Non si levita con Beckett dentro una stanza
Dopo le folgoranti proposte iniziali, “Vie Festival” ha riservato un altro robusto carico di emozioni e spunti di riflessione nel finale, soprattutto con
Failing to levitate in my studio del regista greco Dimitris Kourtatis, un’altra delle grandi personalità creative rivelate dal programma di quest’anno. Se El bramido de Düsseldorf di Blanco e Imitation of life di Mundruczó erano due spettacoli assai diversi fra loro, quello di Kourtakis è a sua volta diverso da tutti gli altri, un progetto multidisciplinare in cui la forza dell’ispirazione va di pari passo con la rigorosissima composizione formale. Il titolo è preso a prestito da un’opera di Bruce Nauman, che fornisce al regista, con altri artisti a lui affini, anche una chiave concettuale e una sorta di modello stilistico. Ma alla base del lavoro c’è soprattutto il mondo di Beckett, colto attraverso alcuni testi, L’innominabile,
Per finire ancora, Peggio tutta, incentrati sull’affannoso flusso verbale di un anonimo soggetto che cerca di definire la propria identità, i confini del sé in rapporto all’esterno, in rapporto al luogo nel quale si colloca.
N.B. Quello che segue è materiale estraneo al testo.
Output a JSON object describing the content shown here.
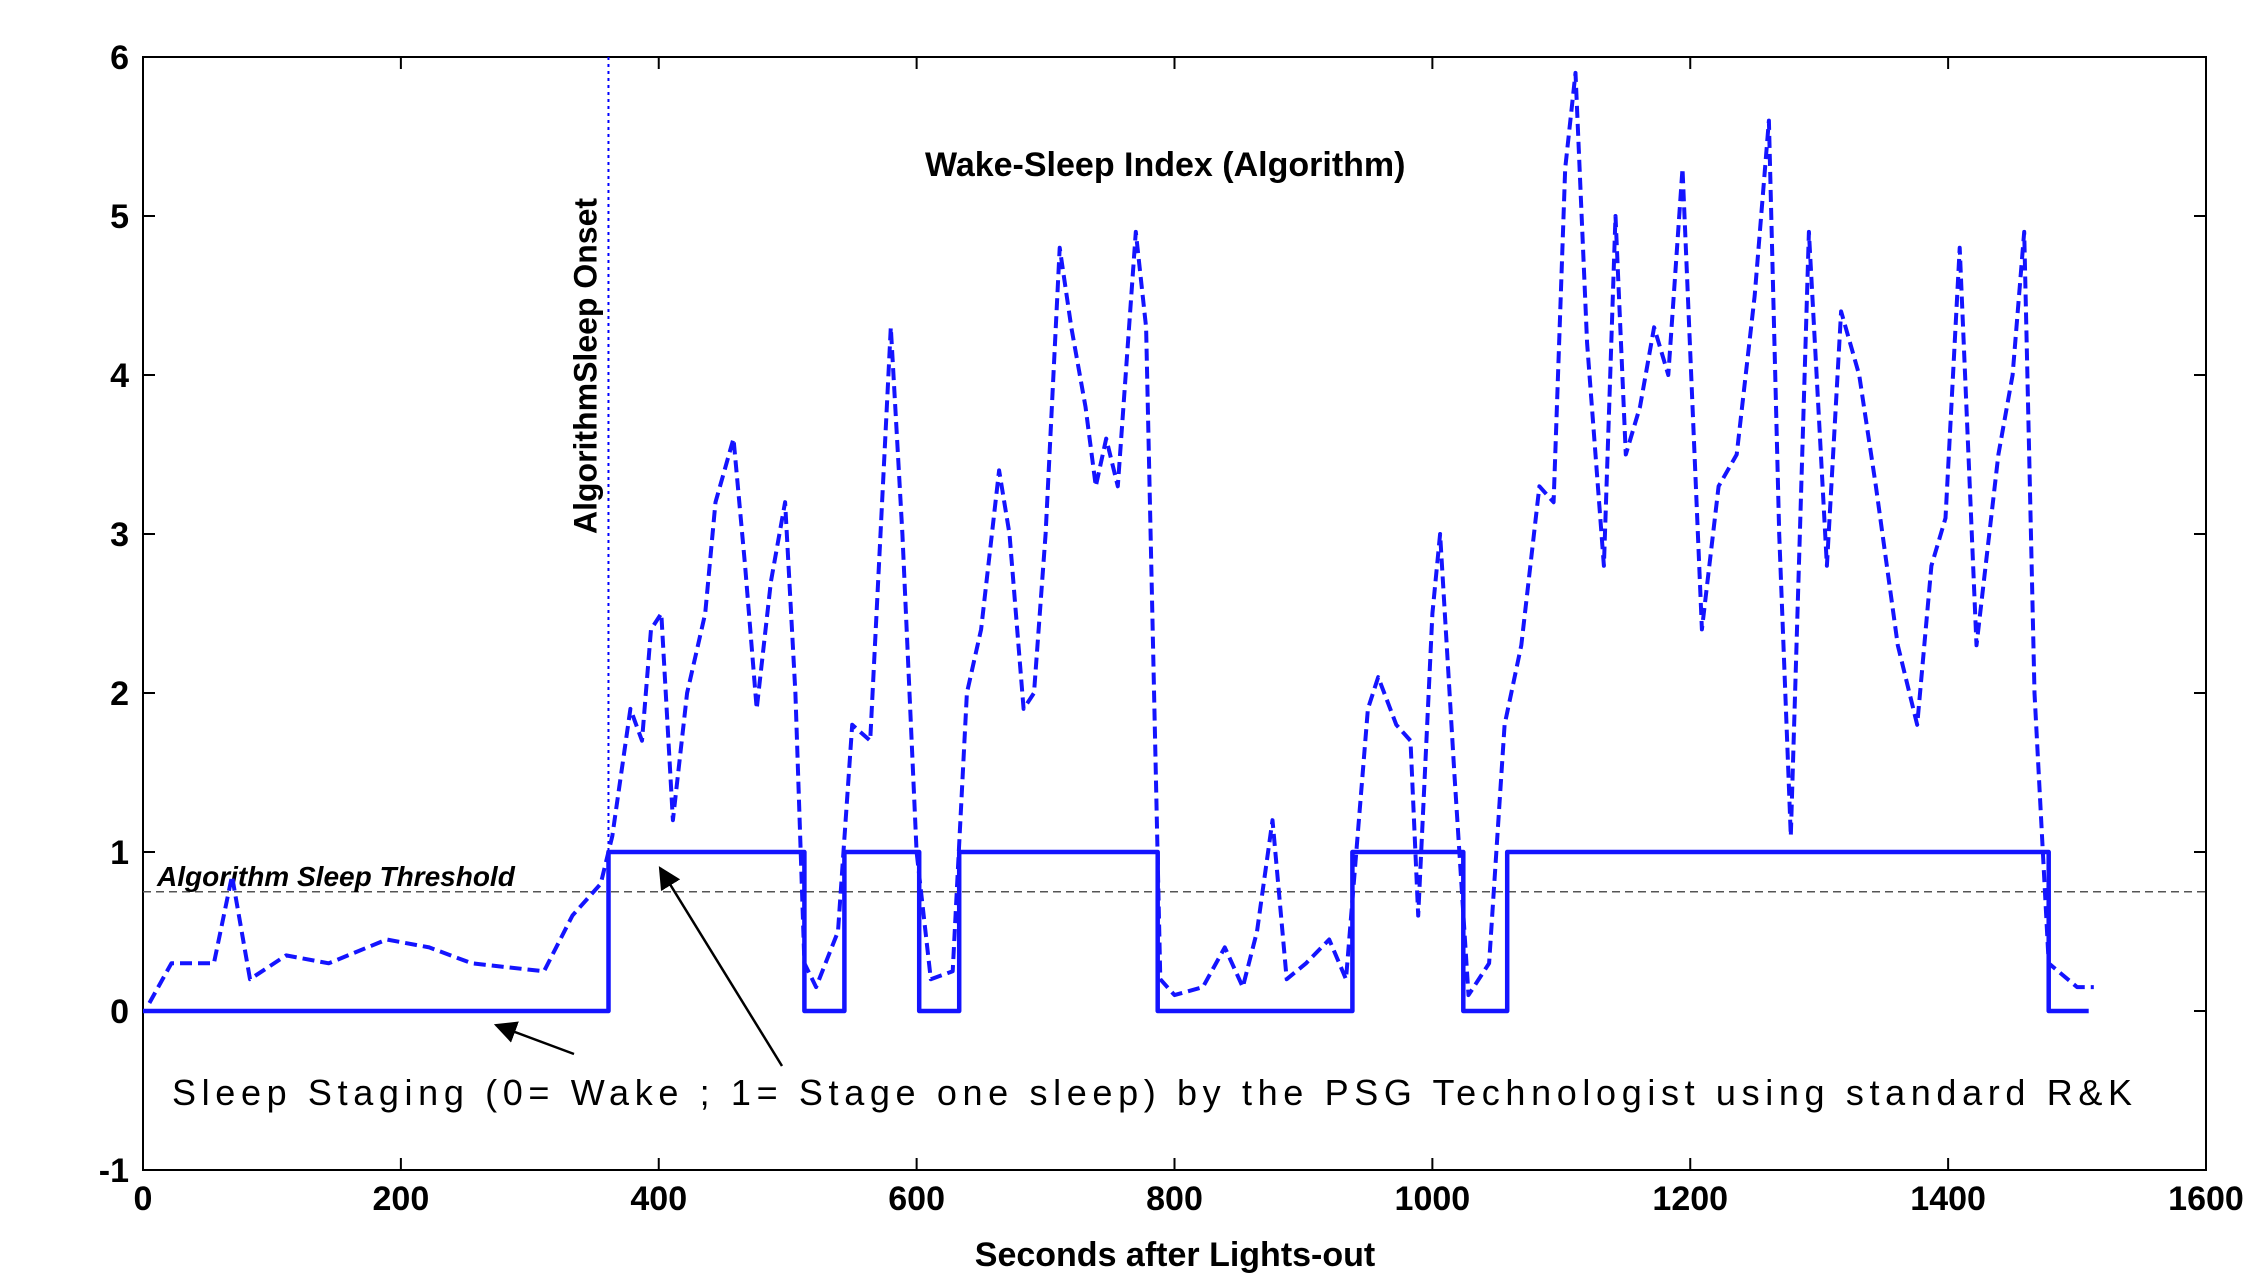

E proprio dal luogo, da questo ideale spazio mentale parte Kourtakis per la sua complessa costruzione drammaturgica. Sul palco è infatti riprodotto un ambiente reale, un enorme parallelepido bianco dai muri nudi, di finto cemento, con una fenditura che taglia la facciata dall’alto in basso e due aperture da cui si riesce a malapena a scrutare l’interno, che suggerisce lo studio di un pittore, con un cavalletto, la rete di una branda, una serie di vecchi arredi consunti disposti tutt’attorno. L’azione, che ha un solo protagonista, il formidabile Aris Servetalis, un attore che ha avuto anche esperienze di danza con Dimitris Papaioannou (la cui impronta si avverte) si svolge tutta dal vivo, ma nel chiuso della stanza, sottratta alla vista del pubblico. A mostrarci ciò che accade è un geniale videomaker che riprende in diretta tutti i movimenti di Servetalis, tutte le sue più minute espressioni facciali, proiettando sulla facciata quelle immagini disadorne, sgranate in uno scorticante bianco e nero, che malgrado la realizzazione improvvisata non perdono mai la loro coerenza estetica. Il filmato ha momenti di squassante impatto, come quando, nella prima sequenza, il
performer percorre l’intero perimetro del locale senza mai toccare terra, passando da un mobile all’altro, o quando tenta di seppellirsi in una fossa piena di pietre, o sale una scala che non porta da nessuna parte. Sono gli inquieti corrispettivi visivi di quella scrittura convulsa, a-sintattica: «Dire un corpo. Dove nessuno. Niente mente. Dove nessuno. Quello almeno. Un luogo. Dove nessuno.. ». E se l’operazione, di grande effetto, ha un limite, è proprio in questo suo essere così “dentro” la scrittura beckettiana, in una specie di alto esercizio che non esce, alla fine, dalla sua dimensione claustrofobica.